Wed 2 Sep 2009
A member of Sentrigos’ security and research team, Assaf Nativ, found an interesting security issue in all versions of MS SQL Server. Turns out that SQL Server saves in memory in clear text user credentials (passwords) of users logging in using SQL Server native authentication. Users using Windows authentication are not affected. Although Microsoft recommends that only Windows authentication should be used, the reality is that many instances are configured to use mixed mode authentication with applications and administrators connecting to the instance using native authentication.
We, of course, reported this to MSRC about a year ago but received a response saying that this is not a security issue because it requires administrative privileges to exploit. Well, we respectfully disagreed and approached MSRC several times but without success in changing their mind.
I believe that this is indeed a security flaw that should be fixed for the following reasons:
- How many passwords do you use? For how many systems? You do the math 🙂 – most users reuse the same passwords between systems because it’s impossible to remember a separate strong password for all systems we use. Even administrators should not have access to end users’ set of passwords, as they can gain access to sensitive systems that were not open to them.
- Most breaches are perpetrated by skilled insiders (e.g. administrators, programmers, etc). It is for this very reason that various standards and regulations mandate segregation of duties.

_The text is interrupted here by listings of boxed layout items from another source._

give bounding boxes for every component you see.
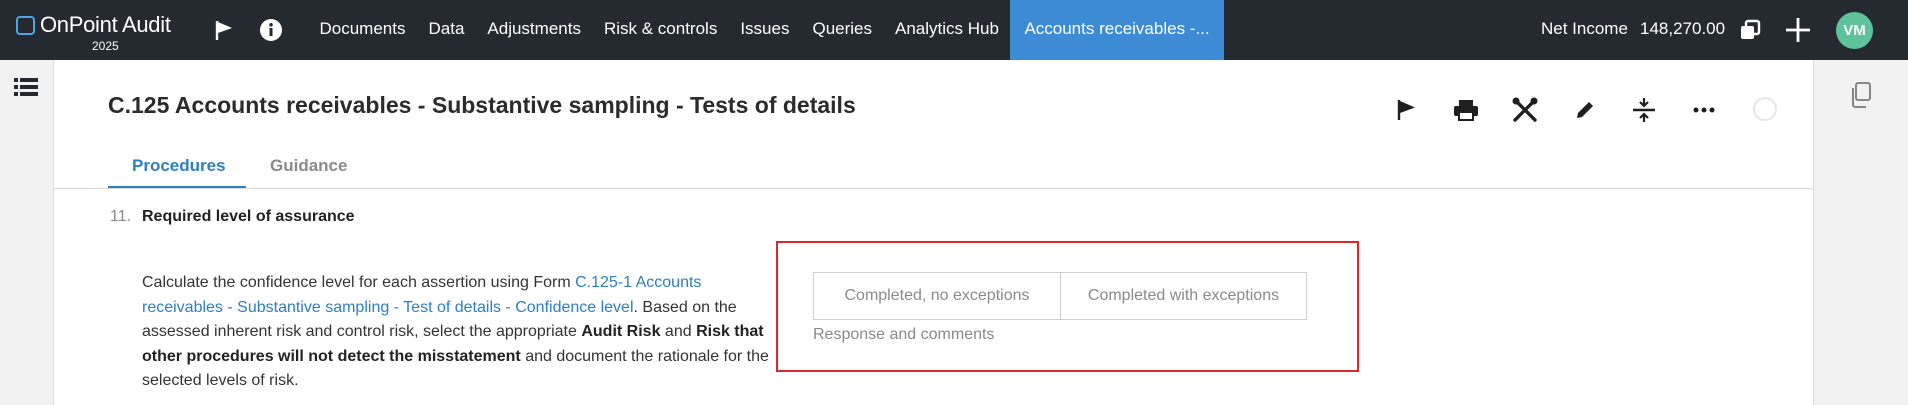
response-comments-field[interactable]: Response and comments — [813, 326, 994, 344]
copy-icon[interactable] — [1850, 82, 1872, 113]
nav-queries[interactable]: Queries — [801, 0, 884, 60]
nav-accounts-receivables-tab[interactable]: Accounts receivables -... — [1010, 0, 1224, 60]
audit-risk-term: Audit Risk — [581, 323, 661, 340]
tab-guidance[interactable]: Guidance — [270, 156, 347, 176]
top-navigation-bar: OnPoint Audit 2025 Documents Data Adjust… — [0, 0, 1908, 60]
completion-status-indicator[interactable] — [1753, 97, 1777, 121]
tools-icon[interactable] — [1509, 94, 1541, 126]
collapse-icon[interactable] — [1628, 94, 1660, 126]
nav-data[interactable]: Data — [417, 0, 476, 60]
list-view-icon[interactable] — [14, 77, 38, 102]
add-icon[interactable] — [1783, 15, 1813, 45]
procedure-number: 11. — [110, 208, 132, 225]
page-title: C.125 Accounts receivables - Substantive… — [108, 92, 856, 118]
info-icon[interactable] — [256, 15, 286, 45]
nav-analytics-hub[interactable]: Analytics Hub — [884, 0, 1011, 60]
nav-documents[interactable]: Documents — [308, 0, 417, 60]
procedure-title: Required level of assurance — [142, 208, 355, 225]
right-sidebar — [1813, 60, 1908, 405]
logo-mark-icon — [16, 16, 35, 35]
edit-icon[interactable] — [1569, 94, 1601, 126]
more-options-icon[interactable] — [1688, 94, 1720, 126]
net-income-label: Net Income — [1541, 19, 1628, 38]
completion-status-selector: Completed, no exceptions Completed with … — [813, 272, 1307, 320]
completed-no-exceptions-button[interactable]: Completed, no exceptions — [814, 273, 1060, 319]
nav-adjustments[interactable]: Adjustments — [476, 0, 593, 60]
user-avatar[interactable]: VM — [1836, 12, 1873, 49]
description-text: and — [660, 323, 697, 340]
app-logo[interactable]: OnPoint Audit 2025 — [14, 10, 184, 54]
procedure-description: Calculate the confidence level for each … — [142, 271, 782, 394]
procedure-panel: C.125 Accounts receivables - Substantive… — [54, 60, 1813, 405]
completed-with-exceptions-button[interactable]: Completed with exceptions — [1060, 273, 1306, 319]
left-sidebar — [0, 60, 54, 405]
app-name: OnPoint Audit — [40, 12, 171, 37]
tabs-divider — [54, 188, 1813, 189]
engagement-year: 2025 — [92, 39, 119, 53]
nav-issues[interactable]: Issues — [729, 0, 801, 60]
flag-icon[interactable] — [1390, 94, 1422, 126]
flag-icon[interactable] — [209, 15, 239, 45]
copy-windows-icon[interactable] — [1735, 15, 1765, 45]
print-icon[interactable] — [1450, 94, 1482, 126]
description-text: Calculate the confidence level for each … — [142, 274, 576, 291]
net-income-value: 148,270.00 — [1640, 19, 1726, 38]
nav-risk-controls[interactable]: Risk & controls — [592, 0, 728, 60]
tab-procedures[interactable]: Procedures — [132, 156, 226, 176]
main-navigation: Documents Data Adjustments Risk & contro… — [308, 0, 1224, 60]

- Many applications are deployed with administrative privileges. Hackers using a single SQL injection vulnerability can now access administrative passwords which may be used to penetrate other systems on the network, escalating the breach. This is even worse in the case of SQL Server 2000 and 2005 where this can be done remotely.
We, at Sentrigo, were convinced that SQL Server administrators out there should be aware of the danger and also should have a way to mitigate it so we’ve decided to publicize it and release a free tool to remove the clear text passwords from memory.
What do you think about this issue? I’d love to hear your thoughts.